L'Observatoire de la mixité sociale, ou le procès de la rénovation urbaine et de la loi SRU

"Faute de thermomètre, on ne peut pas mesurer la mixité sociale". Le comité scientifique de l’Observatoire de la mixité sociale (Omis), qu’a lancé l’association Habitat et humanisme, est dubitatif sur la notion même qu’il est censé étudier. Il a néanmoins présenté le premier rapport de l’Observatoire, le 11 avril, dans un centre géré par l’association, à Paris. Le constat est clair : la mixité sociale est constamment invoquée comme une vertu, mais rarement définie autrement que par les revenus des ménages. Or, "cela laisse de côté plusieurs aspects", explique Christine Lelévrier, professeure d’urbanisme et présidente du comité scientifique de l’Omis. "Le mélange des générations, par exemple, ou la présence d’immigrés". Plus grave, "on confond beaucoup de choses, car vivre à côté n’est pas vivre ensemble, de même que la mixité n’est pas la réduction des inégalités". La seule chose à la portée des chercheurs, c’est de "mesurer les écarts territoriaux" en termes de revenus. Réducteur. 

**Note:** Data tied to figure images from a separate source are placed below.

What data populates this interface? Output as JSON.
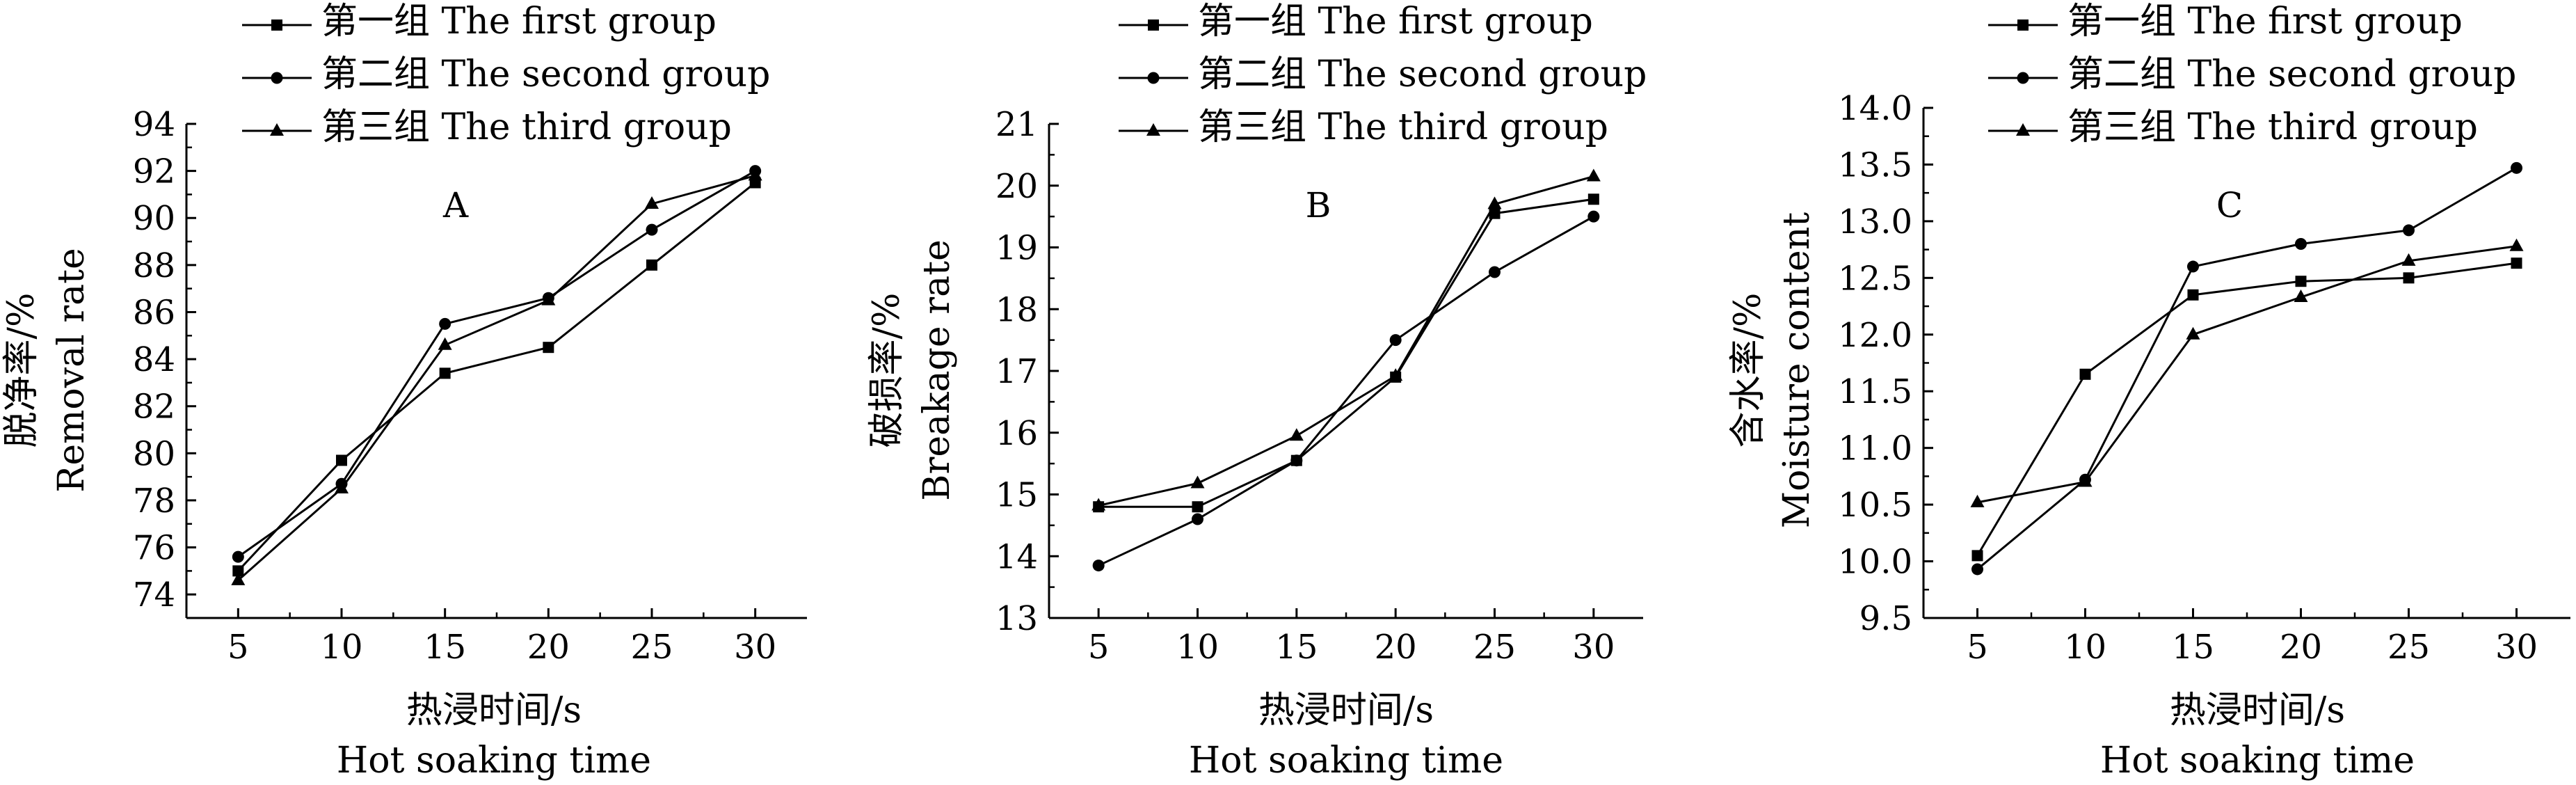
{
  "legend": [
    {
      "label": "第一组 The first group",
      "marker": "square"
    },
    {
      "label": "第二组 The second group",
      "marker": "circle"
    },
    {
      "label": "第三组 The third group",
      "marker": "triangle"
    }
  ],
  "chart_data": [
    {
      "type": "line",
      "panel_label": "A",
      "ylabel_cn": "脱净率/%",
      "ylabel_en": "Removal rate",
      "xlabel_cn": "热浸时间/s",
      "xlabel_en": "Hot soaking time",
      "x": [
        5,
        10,
        15,
        20,
        25,
        30
      ],
      "xlim": [
        2.5,
        32.5
      ],
      "ylim": [
        73,
        94
      ],
      "yticks": [
        74,
        76,
        78,
        80,
        82,
        84,
        86,
        88,
        90,
        92,
        94
      ],
      "ytick_labels": [
        "74",
        "76",
        "78",
        "80",
        "82",
        "84",
        "86",
        "88",
        "90",
        "92",
        "94"
      ],
      "xticks": [
        5,
        10,
        15,
        20,
        25,
        30
      ],
      "series": [
        {
          "name": "第一组 The first group",
          "marker": "square",
          "values": [
            75.0,
            79.7,
            83.4,
            84.5,
            88.0,
            91.5
          ]
        },
        {
          "name": "第二组 The second group",
          "marker": "circle",
          "values": [
            75.6,
            78.7,
            85.5,
            86.6,
            89.5,
            92.0
          ]
        },
        {
          "name": "第三组 The third group",
          "marker": "triangle",
          "values": [
            74.6,
            78.5,
            84.6,
            86.5,
            90.6,
            91.8
          ]
        }
      ]
    },
    {
      "type": "line",
      "panel_label": "B",
      "ylabel_cn": "破损率/%",
      "ylabel_en": "Breakage rate",
      "xlabel_cn": "热浸时间/s",
      "xlabel_en": "Hot soaking time",
      "x": [
        5,
        10,
        15,
        20,
        25,
        30
      ],
      "xlim": [
        2.5,
        32.5
      ],
      "ylim": [
        13,
        21
      ],
      "yticks": [
        13,
        14,
        15,
        16,
        17,
        18,
        19,
        20,
        21
      ],
      "ytick_labels": [
        "13",
        "14",
        "15",
        "16",
        "17",
        "18",
        "19",
        "20",
        "21"
      ],
      "xticks": [
        5,
        10,
        15,
        20,
        25,
        30
      ],
      "series": [
        {
          "name": "第一组 The first group",
          "marker": "square",
          "values": [
            14.8,
            14.8,
            15.55,
            16.9,
            19.55,
            19.78
          ]
        },
        {
          "name": "第二组 The second group",
          "marker": "circle",
          "values": [
            13.85,
            14.6,
            15.55,
            17.5,
            18.6,
            19.5
          ]
        },
        {
          "name": "第三组 The third group",
          "marker": "triangle",
          "values": [
            14.82,
            15.18,
            15.95,
            16.92,
            19.7,
            20.15
          ]
        }
      ]
    },
    {
      "type": "line",
      "panel_label": "C",
      "ylabel_cn": "含水率/%",
      "ylabel_en": "Moisture content",
      "xlabel_cn": "热浸时间/s",
      "xlabel_en": "Hot soaking time",
      "x": [
        5,
        10,
        15,
        20,
        25,
        30
      ],
      "xlim": [
        2.5,
        32.5
      ],
      "ylim": [
        9.5,
        14.0
      ],
      "yticks": [
        9.5,
        10.0,
        10.5,
        11.0,
        11.5,
        12.0,
        12.5,
        13.0,
        13.5,
        14.0
      ],
      "ytick_labels": [
        "9.5",
        "10.0",
        "10.5",
        "11.0",
        "11.5",
        "12.0",
        "12.5",
        "13.0",
        "13.5",
        "14.0"
      ],
      "xticks": [
        5,
        10,
        15,
        20,
        25,
        30
      ],
      "series": [
        {
          "name": "第一组 The first group",
          "marker": "square",
          "values": [
            10.05,
            11.65,
            12.35,
            12.47,
            12.5,
            12.63
          ]
        },
        {
          "name": "第二组 The second group",
          "marker": "circle",
          "values": [
            9.93,
            10.72,
            12.6,
            12.8,
            12.92,
            13.47
          ]
        },
        {
          "name": "第三组 The third group",
          "marker": "triangle",
          "values": [
            10.52,
            10.7,
            12.0,
            12.33,
            12.65,
            12.78
          ]
        }
      ]
    }
  ]
}
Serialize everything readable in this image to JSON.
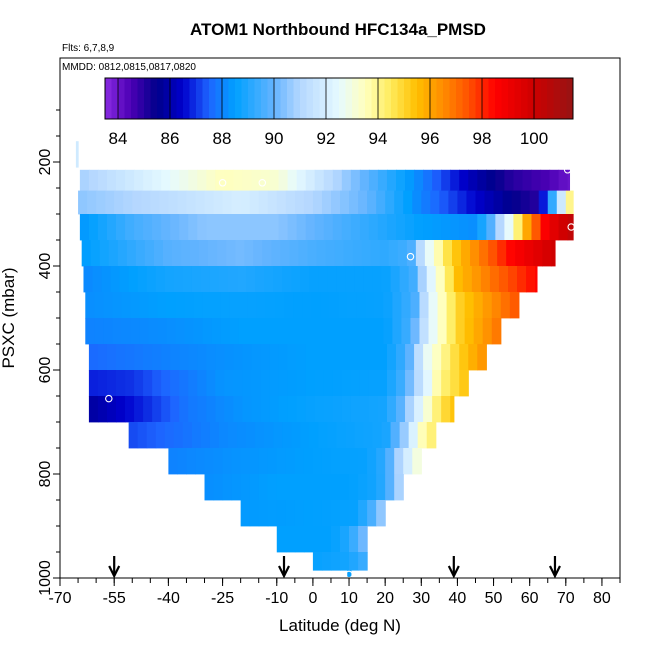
{
  "chart_data": {
    "type": "heatmap",
    "title": "ATOM1 Northbound HFC134a_PMSD",
    "subtitle_flights": "Flts: 6,7,8,9",
    "subtitle_dates": "MMDD: 0812,0815,0817,0820",
    "xlabel": "Latitude (deg N)",
    "ylabel": "PSXC (mbar)",
    "xlim": [
      -70,
      85
    ],
    "ylim": [
      1000,
      0
    ],
    "x_ticks": [
      -70,
      -55,
      -40,
      -25,
      -10,
      0,
      10,
      20,
      30,
      40,
      50,
      60,
      70,
      80
    ],
    "y_ticks": [
      200,
      400,
      600,
      800,
      1000
    ],
    "colorbar": {
      "range": [
        83.5,
        101.5
      ],
      "tick_values": [
        84,
        86,
        88,
        90,
        92,
        94,
        96,
        98,
        100
      ],
      "tick_labels": [
        "84",
        "86",
        "88",
        "90",
        "92",
        "94",
        "96",
        "98",
        "100"
      ]
    },
    "arrows_latitude": [
      -55,
      -8,
      39,
      67
    ],
    "rows": [
      {
        "p_top": 215,
        "p_bot": 255,
        "lat_min": -64.5,
        "lat_max": 71,
        "lat_knots": [
          -64.5,
          -40,
          -25,
          -10,
          10,
          30,
          45,
          55,
          65,
          71
        ],
        "val_knots": [
          90.8,
          92.5,
          93.5,
          93.2,
          90.5,
          88.0,
          86.0,
          85.0,
          84.5,
          84.0
        ]
      },
      {
        "p_top": 255,
        "p_bot": 300,
        "lat_min": -65,
        "lat_max": 72,
        "lat_knots": [
          -65,
          -40,
          -20,
          0,
          15,
          30,
          45,
          55,
          62,
          68,
          72
        ],
        "val_knots": [
          90.5,
          91.3,
          92.0,
          91.0,
          90.0,
          88.0,
          86.5,
          85.5,
          85.0,
          91.0,
          95.0
        ]
      },
      {
        "p_top": 300,
        "p_bot": 350,
        "lat_min": -64.5,
        "lat_max": 72,
        "lat_knots": [
          -64.5,
          -50,
          -30,
          -10,
          10,
          30,
          45,
          50,
          55,
          60,
          65,
          72
        ],
        "val_knots": [
          88.3,
          89.5,
          90.5,
          90.5,
          89.5,
          88.5,
          88.2,
          90.0,
          93.0,
          96.5,
          99.0,
          100.5
        ]
      },
      {
        "p_top": 350,
        "p_bot": 400,
        "lat_min": -64,
        "lat_max": 67,
        "lat_knots": [
          -64,
          -40,
          -20,
          0,
          20,
          27,
          32,
          38,
          45,
          55,
          67
        ],
        "val_knots": [
          88.4,
          89.8,
          90.2,
          89.6,
          89.2,
          89.5,
          92.5,
          95.0,
          96.5,
          98.5,
          100.0
        ]
      },
      {
        "p_top": 400,
        "p_bot": 450,
        "lat_min": -63.5,
        "lat_max": 62,
        "lat_knots": [
          -63.5,
          -40,
          -20,
          0,
          20,
          28,
          33,
          40,
          50,
          62
        ],
        "val_knots": [
          88.1,
          88.8,
          89.0,
          88.6,
          88.6,
          89.5,
          92.5,
          95.5,
          97.0,
          98.5
        ]
      },
      {
        "p_top": 450,
        "p_bot": 500,
        "lat_min": -63,
        "lat_max": 57,
        "lat_knots": [
          -63,
          -40,
          -20,
          0,
          20,
          28,
          33,
          40,
          50,
          57
        ],
        "val_knots": [
          88.2,
          88.5,
          88.6,
          88.5,
          88.6,
          89.5,
          92.5,
          95.0,
          96.5,
          97.5
        ]
      },
      {
        "p_top": 500,
        "p_bot": 550,
        "lat_min": -63,
        "lat_max": 52,
        "lat_knots": [
          -63,
          -40,
          -20,
          0,
          20,
          27,
          33,
          40,
          52
        ],
        "val_knots": [
          88.0,
          88.2,
          88.5,
          88.5,
          88.5,
          89.5,
          92.5,
          95.0,
          97.0
        ]
      },
      {
        "p_top": 550,
        "p_bot": 600,
        "lat_min": -62,
        "lat_max": 48,
        "lat_knots": [
          -62,
          -40,
          -20,
          0,
          20,
          26,
          32,
          40,
          48
        ],
        "val_knots": [
          87.6,
          88.0,
          88.3,
          88.5,
          88.5,
          89.5,
          92.8,
          95.0,
          96.5
        ]
      },
      {
        "p_top": 600,
        "p_bot": 650,
        "lat_min": -62,
        "lat_max": 43,
        "lat_knots": [
          -62,
          -50,
          -40,
          -25,
          0,
          20,
          25,
          30,
          35,
          43
        ],
        "val_knots": [
          86.8,
          87.0,
          87.6,
          88.3,
          88.5,
          88.6,
          89.5,
          91.5,
          94.0,
          95.5
        ]
      },
      {
        "p_top": 650,
        "p_bot": 700,
        "lat_min": -62,
        "lat_max": 39,
        "lat_knots": [
          -62,
          -55,
          -45,
          -35,
          -20,
          0,
          20,
          25,
          30,
          35,
          39
        ],
        "val_knots": [
          85.8,
          86.3,
          87.0,
          87.8,
          88.3,
          88.6,
          88.8,
          90.0,
          92.5,
          94.5,
          95.5
        ]
      },
      {
        "p_top": 700,
        "p_bot": 750,
        "lat_min": -51,
        "lat_max": 34,
        "lat_knots": [
          -51,
          -40,
          -25,
          0,
          20,
          25,
          30,
          34
        ],
        "val_knots": [
          87.2,
          87.6,
          88.1,
          88.5,
          88.8,
          90.5,
          93.5,
          94.5
        ]
      },
      {
        "p_top": 750,
        "p_bot": 800,
        "lat_min": -40,
        "lat_max": 30,
        "lat_knots": [
          -40,
          -20,
          0,
          15,
          20,
          25,
          30
        ],
        "val_knots": [
          88.0,
          88.3,
          88.5,
          88.6,
          89.2,
          91.5,
          93.5
        ]
      },
      {
        "p_top": 800,
        "p_bot": 850,
        "lat_min": -30,
        "lat_max": 25,
        "lat_knots": [
          -30,
          -10,
          10,
          18,
          22,
          25
        ],
        "val_knots": [
          88.2,
          88.5,
          88.5,
          88.8,
          90.0,
          91.5
        ]
      },
      {
        "p_top": 850,
        "p_bot": 900,
        "lat_min": -20,
        "lat_max": 20,
        "lat_knots": [
          -20,
          0,
          12,
          16,
          20
        ],
        "val_knots": [
          88.4,
          88.5,
          88.6,
          89.5,
          91.0
        ]
      },
      {
        "p_top": 900,
        "p_bot": 950,
        "lat_min": -10,
        "lat_max": 15,
        "lat_knots": [
          -10,
          5,
          10,
          15
        ],
        "val_knots": [
          88.5,
          88.5,
          89.0,
          90.5
        ]
      },
      {
        "p_top": 950,
        "p_bot": 985,
        "lat_min": 0,
        "lat_max": 15,
        "lat_knots": [
          0,
          10,
          15
        ],
        "val_knots": [
          88.6,
          88.8,
          89.5
        ]
      },
      {
        "p_top": 985,
        "p_bot": 1000,
        "lat_min": 9.5,
        "lat_max": 10.5,
        "lat_knots": [
          9.5,
          10.5
        ],
        "val_knots": [
          88.6,
          88.6
        ]
      },
      {
        "p_top": 160,
        "p_bot": 210,
        "lat_min": -65.6,
        "lat_max": -65.0,
        "lat_knots": [
          -65.6,
          -65.0
        ],
        "val_knots": [
          91.8,
          91.8
        ]
      }
    ],
    "points": [
      {
        "lat": -25,
        "p": 240
      },
      {
        "lat": -14,
        "p": 240
      },
      {
        "lat": 70.5,
        "p": 215
      },
      {
        "lat": 71.5,
        "p": 325
      },
      {
        "lat": 27,
        "p": 382
      },
      {
        "lat": -56.5,
        "p": 655
      },
      {
        "lat": 10,
        "p": 993
      }
    ]
  }
}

Selon la professeure, "trois types d’actions ont été menées pour la mixité en France". Premièrement, la rénovation urbaine et la politique de la ville. "Après 30 ans de dispositifs, on ne peut pas dire qu’on a réduit les écarts territoriaux. Sauf là où le marché était de toute façon en passe de le faire". Avec l’Anru, on a même "reconcentré les pauvres là où ils pouvaient se loger". A l’inverse de l’objectif affiché. Pourquoi ? Parce qu’il a été difficile, dans certains quartiers, de construire autre chose que du logement social, les promoteurs ayant du mal à investir ces lieux. Et que les villes avec des populations dans le besoin ont continué de construire du social, pour les loger.

La construction de HLM dépend de la "bonne volonté des maires"

L’autre versant de la rénovation urbaine, c’est l’obligation pour les communes riches de construire des HLM. Et là, "la loi SRU a plutôt bien rempli ses objectifs de mixité… sur le papier". Stéphanie Vermeersch, directrice de recherche au CNRS et membre du comité scientifique, explique que ce dispositif dépend encore trop "de la bonne volonté des maires" puisqu’il leur suffit de construire du logement social "pas très social, type PLS, ou résidences pour personnes âgées", et de ne pas accepter de projets de "logements très sociaux pour les familles (PLAI)". 

Enfin, le troisième type d’actions menées concerne, de manière beaucoup plus récente, "le travail sur l’occupation du parc social". Initié notamment avec la loi "Egalité & citoyenneté", adoptée fin 2016, ce travail pourrait obtenir des résultats intéressants, selon Christine Lelévrier. Le projet de loi Elan (Evolution dans le logement, l’aménagement et le numérique), qui sera discuté prochainement, contient un chapitre visant à développer - et à simplifier - le dispositif permettant un pilotage intercommunal des attributions de logements sociaux. 

D’une manière générale, les experts du comité scientifique en sont convaincus : "il ne faut pas attendre des politiques du logement qu’elles résolvent à elles seules des problèmes qui relèvent de la cohésion sociale".